The software may include a computer program, a piece of code, an instruction, or some combination thereof, to independently or uniformly instruct or configure the processing device to operate as desired. Software and data may be embodied permanently or temporarily in any type of machine, component, physical or virtual equipment, computer storage medium or device, or in a propagated signal wave capable of providing instructions or data to or being interpreted by the processing device. The software also may be distributed over network-coupled computer systems so that the software is stored and executed in a distributed fashion. The software and data may be stored by one or more non-transitory computer-readable recording mediums.

The methods according to the above-described examples may be recorded in non-transitory computer-readable media including program instructions to implement various operations of the above-described examples. The media may also include, alone or in combination with the program instructions, data files, data structures, and the like. The program instructions recorded on the media may be those specially designed and constructed for the purposes of examples, or they may be of the kind well-known and available to those having skill in the computer software arts. Examples of non-transitory computer-readable media include magnetic media such as hard disks, floppy disks, and magnetic tape; optical media such as CD-ROM discs, DVDs, and/or Blue-ray discs; magneto-optical media such as optical discs; and hardware devices that are specially configured to store and perform program instructions, such as read-only memory (ROM), random access memory (RAM), flash memory (e.g., USB flash drives, memory cards, memory sticks, etc.), and the like. Examples of program instructions include both machine code, such as produced by a compiler, and files containing higher-level code that may be executed by the computer using an interpreter.

The above-described hardware devices may be configured to act as one or more software modules in order to perform the operations of the above-described examples, or vice versa.

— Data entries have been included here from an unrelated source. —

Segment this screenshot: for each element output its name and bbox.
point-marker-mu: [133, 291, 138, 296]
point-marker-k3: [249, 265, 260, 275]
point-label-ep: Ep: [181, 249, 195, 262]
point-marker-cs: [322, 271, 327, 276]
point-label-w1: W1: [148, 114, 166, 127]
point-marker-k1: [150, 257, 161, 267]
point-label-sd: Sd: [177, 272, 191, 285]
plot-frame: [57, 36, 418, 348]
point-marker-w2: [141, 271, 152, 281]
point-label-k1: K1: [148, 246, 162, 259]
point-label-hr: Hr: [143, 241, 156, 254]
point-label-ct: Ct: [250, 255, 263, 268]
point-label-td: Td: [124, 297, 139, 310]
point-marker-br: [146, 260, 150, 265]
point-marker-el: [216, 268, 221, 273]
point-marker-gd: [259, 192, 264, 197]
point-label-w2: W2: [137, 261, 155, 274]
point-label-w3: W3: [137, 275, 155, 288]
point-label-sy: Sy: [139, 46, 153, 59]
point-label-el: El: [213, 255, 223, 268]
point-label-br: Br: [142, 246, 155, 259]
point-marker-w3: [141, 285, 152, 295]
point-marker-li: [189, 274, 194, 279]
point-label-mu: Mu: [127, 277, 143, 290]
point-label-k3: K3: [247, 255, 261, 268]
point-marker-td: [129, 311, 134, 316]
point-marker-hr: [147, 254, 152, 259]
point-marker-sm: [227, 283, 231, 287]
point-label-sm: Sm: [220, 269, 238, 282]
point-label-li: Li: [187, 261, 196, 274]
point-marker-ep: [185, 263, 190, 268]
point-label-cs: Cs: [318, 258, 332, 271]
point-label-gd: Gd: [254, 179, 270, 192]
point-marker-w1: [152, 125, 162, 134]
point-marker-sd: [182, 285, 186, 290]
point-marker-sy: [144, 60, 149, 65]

As described above, although the examples have been described with reference to the limited drawings, a person skilled in the art may apply various technical modifications and variations based thereon. For example, suitable results may be achieved if the described techniques are performed in a different order and/or if components in a described system, architecture, device, or circuit are combined in a different manner and/or replaced or supplemented by other components or their equivalents.

Therefore, other implementations, other examples, and equivalents to the claims are also within the scope of the following claims.

Claims

1. A method comprising:

forming an input image set by combining a visible light image and an infrared image;

estimating an illuminant map representing an illuminant configuration of the input image set and a confidence score map representing a correlation between the visible light image and the infrared image, using a neural network model; and

determining illuminant information of the visible light image based on the illuminant map and the confidence score map.

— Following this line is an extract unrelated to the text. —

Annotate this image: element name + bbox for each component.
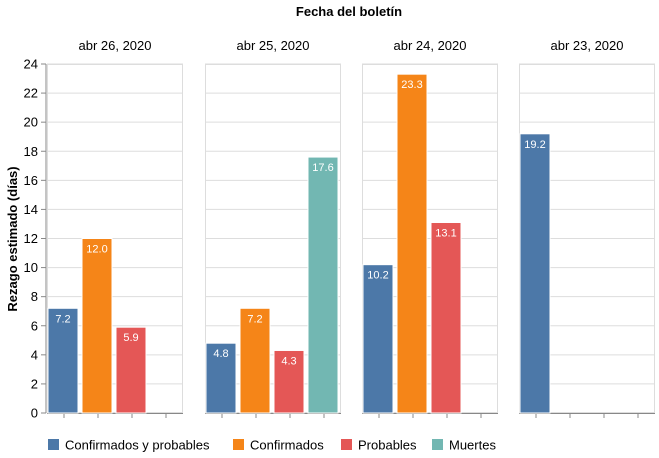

2. The method of claim 1, wherein

the illuminant map represents the illuminant configuration for each local area, and

the confidence score map represents the correlation between the visible light image and the infrared image for the each local area.

3. The method of claim 1, wherein the neural network model comprises:

a first sub-model configured to estimate the illuminant map from the input image set; and

a second sub-model configured to estimate the confidence score map from the input image set.

4. The method of claim 3, wherein the second sub-model comprises:

a first feature extraction model configured to extract a visible light feature map from the visible light image of the input image set;

a second feature extraction model configured to extract an infrared feature map from the infrared image of the input image set; and

a confidence score estimation model configured to estimate the confidence score map based on a correlation between the visible light feature map and the infrared feature map.

5. The method of claim 4, wherein the confidence score estimation model is configured to:

determine first data corresponding to one of the visible light feature map and the infrared feature map and second data corresponding to another one;

generate an attention map based on query data according to the first data and key data according to the second data; and

estimate the confidence score map based on value data according to one of the first data and the second data and the attention map.

6. The method of claim 1, wherein the infrared image comprises a multi-band.

7. The method of claim 1, wherein the determining of the illuminant information comprises:

obtaining a weighted sum between the illuminant map and the confidence score map; and

determining the illuminant information according to the weighted sum.

8. The method of claim 7, wherein the obtaining of the weighted sum comprises obtaining the weighted sum by summing vectors for each local area according to the illuminant map using a weight according to the confidence score map.

9. The method of claim 8, wherein

local areas of the visible light image and local areas of the infrared image form corresponding pairs,

the confidence score map comprises weights for each of the corresponding pairs, and

a weight of a corresponding pair corresponds to a correlation between visible light data and infrared data of the corresponding pair.

10. A non-transitory computer-readable storage medium storing instructions that, when executed by a processor, cause the processor to perform the method of claim 1.

11. An apparatus comprising:

a processor; and

a memory configured to store instructions executable by the processor,

wherein, in response to the instructions being executed by the processor, the processor is configured to: form an input image set by combining a visible light image and an infrared image; estimate an illuminant map representing an illuminant configuration of the input image set and a confidence score map representing a correlation between the visible light image and the infrared image, using a neural network model; and determine illuminant information of the visible light image based on the illuminant map and the confidence score map.

12. The apparatus of claim 11, wherein

the illuminant map represents the illuminant configuration for each local area, and

the confidence score map represents the correlation between the visible light image and the infrared image for the each local area.

13. The apparatus of claim 11, wherein the neural network model comprises:

a first sub-model configured to estimate the illuminant map from the input image set; and

a second sub-model configured to estimate the confidence score map from the input image set.

14. The apparatus of claim 13, wherein the second sub-model comprises:

a first feature extraction model configured to extract a visible light feature map from the visible light image of the input image set;

a second feature extraction model configured to extract an infrared feature map from the infrared image of the input image set; and

a confidence score estimation model configured to estimate the confidence score map based on a correlation between the visible light feature map and the infrared feature map.

15. The apparatus of claim 14, wherein the confidence score estimation model is configured to:

determine first data corresponding to one of the visible light feature map and the infrared feature map and second data corresponding to another one;

generate an attention map based on query data according to the first data and key data according to the second data; and

estimate the confidence score map based on value data according to one of the first data and the second data and the attention map.

16. The apparatus of claim 11, wherein the infrared image comprises a multi-band.

17. The apparatus of claim 11, wherein, to determine the illuminant information, the processor is configured to:

obtain a weighted sum by summing vectors for each local area according to the illuminant map using a weight according to the confidence score map; and

determine the illuminant information according to the weighted sum.

18. An electronic device comprising:

a visible light camera configured to generate a visible light image;

an infrared camera configured to generate an infrared image; and

a processor configured to: form an input image set by combining the visible light image and the infrared image; estimate an illuminant map representing an illuminant configuration of the input image set and a confidence score map representing a correlation between the visible light image and the infrared image, using a neural network model; and determine illuminant information based on the illuminant map and the confidence score map.

19. The electronic device of claim 18, wherein

the illuminant map represents the illuminant configuration for each local area, and

the confidence score map represents the correlation between the visible light image and the infrared image for the each local area.

20. The electronic device of claim 18, wherein the neural network model comprises:

a first sub-model configured to estimate the illuminant map from the input image set; and

a second sub-model configured to estimate the confidence score map from the input image set.